Leading for prosperity? Be a good parent
Last week during dinner with friends, one of them made a comment on leadership in these times of crisis that felt so true. She is an amazing child-therapist and reflected that good leadership is like running a family. It’s about making people feel safe, looking after them and making sure they can bring the best version of themselves. Creating a safe family leads to resilience, growth and eventually more prosperity. Bad leadership leads to unsafe and unpredictible environments, and the chaotic turmoil that comes with it. It can be traumatizing.
Tragically, we don’t need to go out and search far and long to see how that plays out these days. And we concluded our dinner feeling glad, maybe even relieved, to be living in the Netherlands.
I’m not sure if trauma-informed leadership is an official, well investigated thing, yet it certainly should be. Trauma-informed leadership is about knowing what people need in order to not become traumatized and recognizing trauma-patterns if they arise. It is also about awareness of how you are impacting others around you. For years now I have been intrigued by how personalities of leaders and their coping patterns are reflected back into company cultures.

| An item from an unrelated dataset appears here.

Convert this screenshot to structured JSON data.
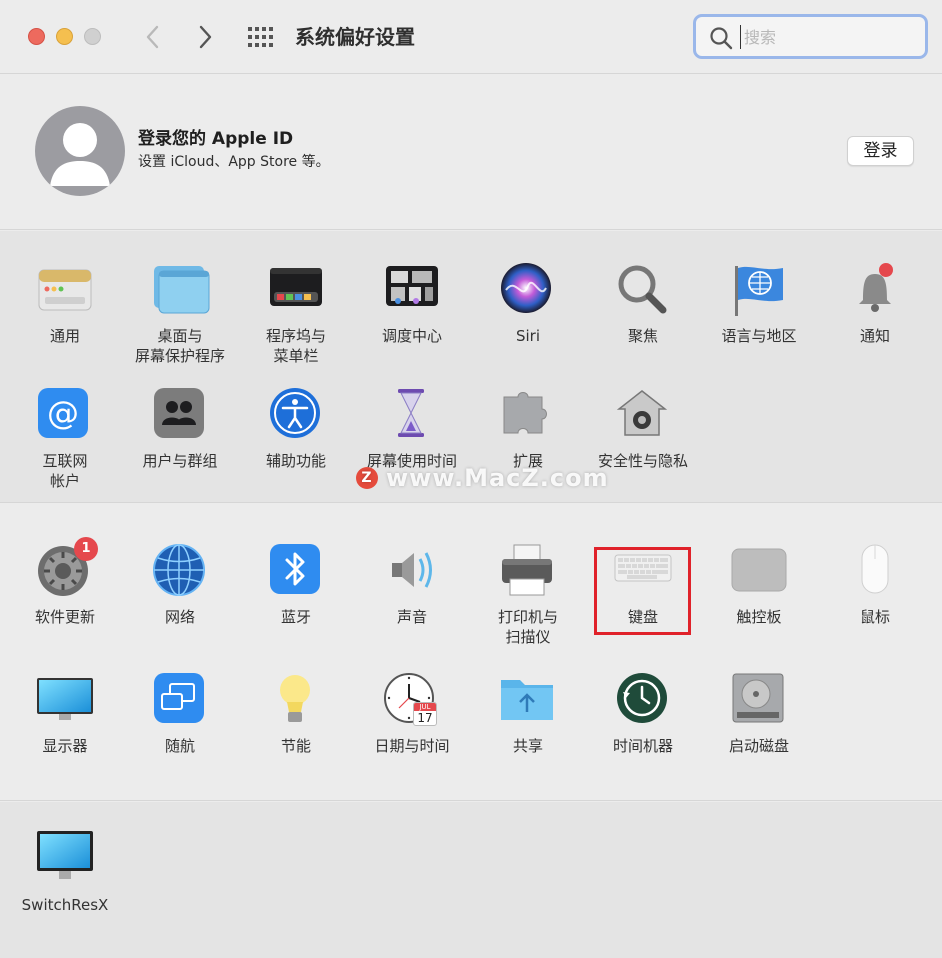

Leadership can have a big impact on our overall sense of safety. Leadership, trauma-informed or not, should be about keeping people safe first and foremost, physically and emotionally. And as logic this may sound, as hard as that is. Besides a virus running loose that impacts our sense of physical safety in ways we have forgotten, emotional safety is kind of complicated.
What we can learn from parenting
One of my take aways on leadership is the importance of clear guidelines, clarity on expectations, with a deep understanding of what people need to feel safe. This translates into transparant communication while leaving plenty of room for people to take control in their own way. Bringing out the best in them. And it takes loads of self-reflection, a willingness to learn rapidly on where you yourself are not creating a sense of safety. And it’s okay if that looks messy…
It is also about offering a sense of hope and optimism about the future. We will and are getting through this, and have already learned a great deal along the way! Creating the soil for resilience, to allow for healthy coping. Everyone in its own perfect, unique way. Call it guided empowerment. Just like a good parent would do.